Monthly Archives: January 2009

Do I Look Like a Kidnapper to You?

A rather nasty thing happened on Saturday. We had just got the girls’ ears pierced, and I was walking them to the toy shop nearby. They were both still crying, and I was chattering away to them in English, trying to distract them from their pain. I had achieved a certain measure of success, when Amit caught up with us and that set them off again. (Kids are weird that way.)

Anyway, the toy shop put an end to their tears, and they were ok-ish by the time we were walking back. Then, from the verandah of one of the houses we were walking past, a young chap asked Amit, “Whose kids are they?”

Amit said, “What’s it to you?”

The chap said, “Well, they were crying…”

By this time we had passed the house and the conversation therefore ended. But what the person was implying slowly sank in: They don’t look like your kids, and they were crying (all the more when Amit appeared), so whose kids have you walked off with?

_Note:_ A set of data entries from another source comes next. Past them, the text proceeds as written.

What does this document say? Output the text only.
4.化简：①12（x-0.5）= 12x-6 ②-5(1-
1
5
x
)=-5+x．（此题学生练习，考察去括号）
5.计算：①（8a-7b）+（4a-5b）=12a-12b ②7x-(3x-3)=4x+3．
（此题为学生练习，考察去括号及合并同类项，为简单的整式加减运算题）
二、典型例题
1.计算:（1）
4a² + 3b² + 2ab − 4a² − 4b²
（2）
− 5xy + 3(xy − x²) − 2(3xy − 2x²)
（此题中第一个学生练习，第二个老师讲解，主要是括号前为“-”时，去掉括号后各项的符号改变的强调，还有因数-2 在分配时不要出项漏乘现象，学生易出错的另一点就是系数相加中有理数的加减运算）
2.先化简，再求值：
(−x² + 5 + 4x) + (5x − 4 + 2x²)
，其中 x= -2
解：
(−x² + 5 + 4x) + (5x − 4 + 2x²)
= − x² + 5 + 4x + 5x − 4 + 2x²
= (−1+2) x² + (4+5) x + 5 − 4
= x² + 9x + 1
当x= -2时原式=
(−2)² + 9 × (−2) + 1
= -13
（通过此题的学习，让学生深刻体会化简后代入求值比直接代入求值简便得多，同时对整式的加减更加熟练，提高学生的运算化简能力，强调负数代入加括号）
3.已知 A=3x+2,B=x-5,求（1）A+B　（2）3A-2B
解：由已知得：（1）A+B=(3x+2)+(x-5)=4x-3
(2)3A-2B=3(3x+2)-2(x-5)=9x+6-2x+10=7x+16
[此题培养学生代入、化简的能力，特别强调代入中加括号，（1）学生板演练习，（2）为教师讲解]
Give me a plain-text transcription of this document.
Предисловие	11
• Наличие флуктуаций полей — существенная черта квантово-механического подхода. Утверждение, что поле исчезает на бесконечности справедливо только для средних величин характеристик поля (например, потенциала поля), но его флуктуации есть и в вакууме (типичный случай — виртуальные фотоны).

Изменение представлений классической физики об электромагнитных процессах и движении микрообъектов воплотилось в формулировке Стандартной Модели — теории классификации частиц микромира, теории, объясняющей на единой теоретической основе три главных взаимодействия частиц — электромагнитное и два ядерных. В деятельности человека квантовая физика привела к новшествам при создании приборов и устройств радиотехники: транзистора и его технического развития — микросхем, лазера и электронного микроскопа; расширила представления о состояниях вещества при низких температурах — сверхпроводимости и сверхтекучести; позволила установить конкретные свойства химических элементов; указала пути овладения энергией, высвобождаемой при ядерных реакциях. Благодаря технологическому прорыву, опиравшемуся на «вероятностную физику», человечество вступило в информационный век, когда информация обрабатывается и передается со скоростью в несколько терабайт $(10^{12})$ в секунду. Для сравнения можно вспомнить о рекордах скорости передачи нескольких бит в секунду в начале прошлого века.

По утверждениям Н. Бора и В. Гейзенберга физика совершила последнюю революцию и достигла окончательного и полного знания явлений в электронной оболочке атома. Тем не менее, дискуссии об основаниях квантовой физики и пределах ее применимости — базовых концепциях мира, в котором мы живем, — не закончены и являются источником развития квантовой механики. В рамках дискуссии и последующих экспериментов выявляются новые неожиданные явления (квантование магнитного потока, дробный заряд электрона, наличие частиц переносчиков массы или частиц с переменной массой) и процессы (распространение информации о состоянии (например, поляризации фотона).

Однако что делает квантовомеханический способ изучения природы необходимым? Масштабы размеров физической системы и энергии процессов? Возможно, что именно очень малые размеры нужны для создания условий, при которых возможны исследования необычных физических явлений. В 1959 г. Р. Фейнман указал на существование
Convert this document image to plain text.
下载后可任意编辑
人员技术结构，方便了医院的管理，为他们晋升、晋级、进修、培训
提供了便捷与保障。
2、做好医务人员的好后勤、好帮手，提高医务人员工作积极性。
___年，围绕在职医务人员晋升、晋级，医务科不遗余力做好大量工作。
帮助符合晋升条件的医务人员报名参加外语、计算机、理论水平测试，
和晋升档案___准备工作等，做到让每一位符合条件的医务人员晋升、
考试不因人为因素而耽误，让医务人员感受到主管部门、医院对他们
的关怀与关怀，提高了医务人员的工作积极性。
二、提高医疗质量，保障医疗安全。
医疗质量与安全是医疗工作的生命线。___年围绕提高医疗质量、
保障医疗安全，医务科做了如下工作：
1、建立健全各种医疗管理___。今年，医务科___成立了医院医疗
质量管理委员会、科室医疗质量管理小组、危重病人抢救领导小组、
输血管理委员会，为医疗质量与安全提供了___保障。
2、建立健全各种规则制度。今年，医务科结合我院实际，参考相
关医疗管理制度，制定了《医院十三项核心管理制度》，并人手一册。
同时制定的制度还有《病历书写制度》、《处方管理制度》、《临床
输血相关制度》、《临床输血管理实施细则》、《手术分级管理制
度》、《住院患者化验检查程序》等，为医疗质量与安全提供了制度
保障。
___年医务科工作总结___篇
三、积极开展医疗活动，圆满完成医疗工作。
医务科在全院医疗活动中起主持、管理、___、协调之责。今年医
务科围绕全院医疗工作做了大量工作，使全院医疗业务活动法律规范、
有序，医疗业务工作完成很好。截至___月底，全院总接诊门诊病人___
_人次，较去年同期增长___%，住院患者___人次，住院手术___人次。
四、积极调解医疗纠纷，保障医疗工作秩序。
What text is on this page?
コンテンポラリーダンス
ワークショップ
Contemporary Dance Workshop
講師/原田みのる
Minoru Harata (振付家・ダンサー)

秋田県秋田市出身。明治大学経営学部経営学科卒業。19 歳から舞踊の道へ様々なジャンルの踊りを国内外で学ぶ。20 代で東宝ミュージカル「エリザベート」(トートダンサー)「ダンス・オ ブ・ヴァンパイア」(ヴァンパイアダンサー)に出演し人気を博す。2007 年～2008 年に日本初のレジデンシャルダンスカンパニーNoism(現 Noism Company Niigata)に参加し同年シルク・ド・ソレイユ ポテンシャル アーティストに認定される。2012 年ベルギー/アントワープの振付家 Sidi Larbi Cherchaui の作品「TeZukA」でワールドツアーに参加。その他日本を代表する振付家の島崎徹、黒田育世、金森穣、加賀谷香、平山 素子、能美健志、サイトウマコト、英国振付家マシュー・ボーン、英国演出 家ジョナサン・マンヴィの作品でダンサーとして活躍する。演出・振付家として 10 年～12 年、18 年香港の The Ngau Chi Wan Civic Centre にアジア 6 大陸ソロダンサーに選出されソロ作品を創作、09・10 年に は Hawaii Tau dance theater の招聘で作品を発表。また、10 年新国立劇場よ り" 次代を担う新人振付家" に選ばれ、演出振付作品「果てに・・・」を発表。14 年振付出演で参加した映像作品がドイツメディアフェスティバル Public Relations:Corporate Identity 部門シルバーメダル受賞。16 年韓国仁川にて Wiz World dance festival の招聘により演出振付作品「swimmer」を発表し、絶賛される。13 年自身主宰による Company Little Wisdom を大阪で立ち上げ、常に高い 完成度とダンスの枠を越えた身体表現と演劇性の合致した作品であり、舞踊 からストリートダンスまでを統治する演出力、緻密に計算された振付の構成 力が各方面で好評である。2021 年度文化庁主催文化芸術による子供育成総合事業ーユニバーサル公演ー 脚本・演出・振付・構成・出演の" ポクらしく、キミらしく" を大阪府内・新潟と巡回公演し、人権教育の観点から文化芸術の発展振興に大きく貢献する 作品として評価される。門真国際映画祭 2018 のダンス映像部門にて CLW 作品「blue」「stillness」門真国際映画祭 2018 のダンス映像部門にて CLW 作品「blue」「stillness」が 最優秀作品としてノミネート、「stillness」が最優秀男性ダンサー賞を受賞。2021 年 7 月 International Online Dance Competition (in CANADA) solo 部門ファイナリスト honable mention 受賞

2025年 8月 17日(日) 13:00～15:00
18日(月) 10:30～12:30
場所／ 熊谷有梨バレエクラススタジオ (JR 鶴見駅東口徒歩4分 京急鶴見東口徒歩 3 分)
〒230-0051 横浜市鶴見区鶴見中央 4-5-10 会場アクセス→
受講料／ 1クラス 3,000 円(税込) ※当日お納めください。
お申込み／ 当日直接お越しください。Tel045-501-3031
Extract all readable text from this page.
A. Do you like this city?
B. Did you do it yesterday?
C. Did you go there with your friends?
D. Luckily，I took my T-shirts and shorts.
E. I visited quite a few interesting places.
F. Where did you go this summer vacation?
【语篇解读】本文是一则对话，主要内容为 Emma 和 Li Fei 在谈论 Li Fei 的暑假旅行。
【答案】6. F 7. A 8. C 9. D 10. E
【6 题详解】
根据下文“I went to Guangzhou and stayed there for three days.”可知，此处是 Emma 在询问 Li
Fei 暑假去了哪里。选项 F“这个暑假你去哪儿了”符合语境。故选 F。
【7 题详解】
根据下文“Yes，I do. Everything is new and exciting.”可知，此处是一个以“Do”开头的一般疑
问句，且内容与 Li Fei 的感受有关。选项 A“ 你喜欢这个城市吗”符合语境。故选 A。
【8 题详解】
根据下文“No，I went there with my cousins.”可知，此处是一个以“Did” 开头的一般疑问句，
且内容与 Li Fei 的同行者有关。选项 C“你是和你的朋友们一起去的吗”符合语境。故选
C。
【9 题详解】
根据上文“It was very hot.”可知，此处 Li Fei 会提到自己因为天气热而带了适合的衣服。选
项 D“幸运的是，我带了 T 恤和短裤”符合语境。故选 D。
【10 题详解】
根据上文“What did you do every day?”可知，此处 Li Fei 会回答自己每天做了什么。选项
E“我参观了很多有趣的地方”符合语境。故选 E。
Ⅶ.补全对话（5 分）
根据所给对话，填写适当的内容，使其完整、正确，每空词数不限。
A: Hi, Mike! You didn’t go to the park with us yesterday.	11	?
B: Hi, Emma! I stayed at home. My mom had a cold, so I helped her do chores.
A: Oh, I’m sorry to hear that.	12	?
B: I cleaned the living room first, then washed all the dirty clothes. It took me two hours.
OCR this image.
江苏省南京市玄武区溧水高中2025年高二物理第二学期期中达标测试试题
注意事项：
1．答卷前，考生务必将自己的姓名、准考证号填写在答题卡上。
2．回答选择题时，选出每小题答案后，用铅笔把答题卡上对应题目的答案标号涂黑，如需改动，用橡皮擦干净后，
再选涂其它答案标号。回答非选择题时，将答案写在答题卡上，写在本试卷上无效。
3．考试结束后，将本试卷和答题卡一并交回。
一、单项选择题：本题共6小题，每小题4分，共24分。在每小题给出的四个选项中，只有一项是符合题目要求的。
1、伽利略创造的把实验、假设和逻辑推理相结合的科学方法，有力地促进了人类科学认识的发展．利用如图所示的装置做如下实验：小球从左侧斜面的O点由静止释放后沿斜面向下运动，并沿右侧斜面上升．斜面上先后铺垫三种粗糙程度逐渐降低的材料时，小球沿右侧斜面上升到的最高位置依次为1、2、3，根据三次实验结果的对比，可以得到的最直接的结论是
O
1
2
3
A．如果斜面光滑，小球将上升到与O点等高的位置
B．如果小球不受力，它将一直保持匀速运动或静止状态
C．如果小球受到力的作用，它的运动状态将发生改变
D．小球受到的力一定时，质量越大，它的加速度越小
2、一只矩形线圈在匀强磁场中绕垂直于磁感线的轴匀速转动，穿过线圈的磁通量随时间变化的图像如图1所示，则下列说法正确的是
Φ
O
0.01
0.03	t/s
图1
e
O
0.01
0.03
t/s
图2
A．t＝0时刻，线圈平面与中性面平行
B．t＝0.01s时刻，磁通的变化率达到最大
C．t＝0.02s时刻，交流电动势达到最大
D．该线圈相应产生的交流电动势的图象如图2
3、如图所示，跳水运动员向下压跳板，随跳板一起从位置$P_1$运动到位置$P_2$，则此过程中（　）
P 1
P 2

I don’t know whether I felt insulted, outraged, ashamed, shocked, defensive or what. I just felt horrible. I have been so comfortable with my kids, and they with me, that it never even crossed my mind that anyone could suspect that we don’t belong together. Of course I know they don’t look anything like us, but does that alone make us kidnappers? I know that often people look at the four of us together and guess that the kids are adopted, and that often people assume that it is ok to ask us outright about it, which, actually, is ok with me but I don’t really understand how they can presume that it is ok… But to look at us and wonder whether we are walking around with someone else’s kids, just because the kids happen to be crying…!?

Amit, thick-skinned as he is, just shrugged off the matter, and I probably should do so as well, but it really shook me.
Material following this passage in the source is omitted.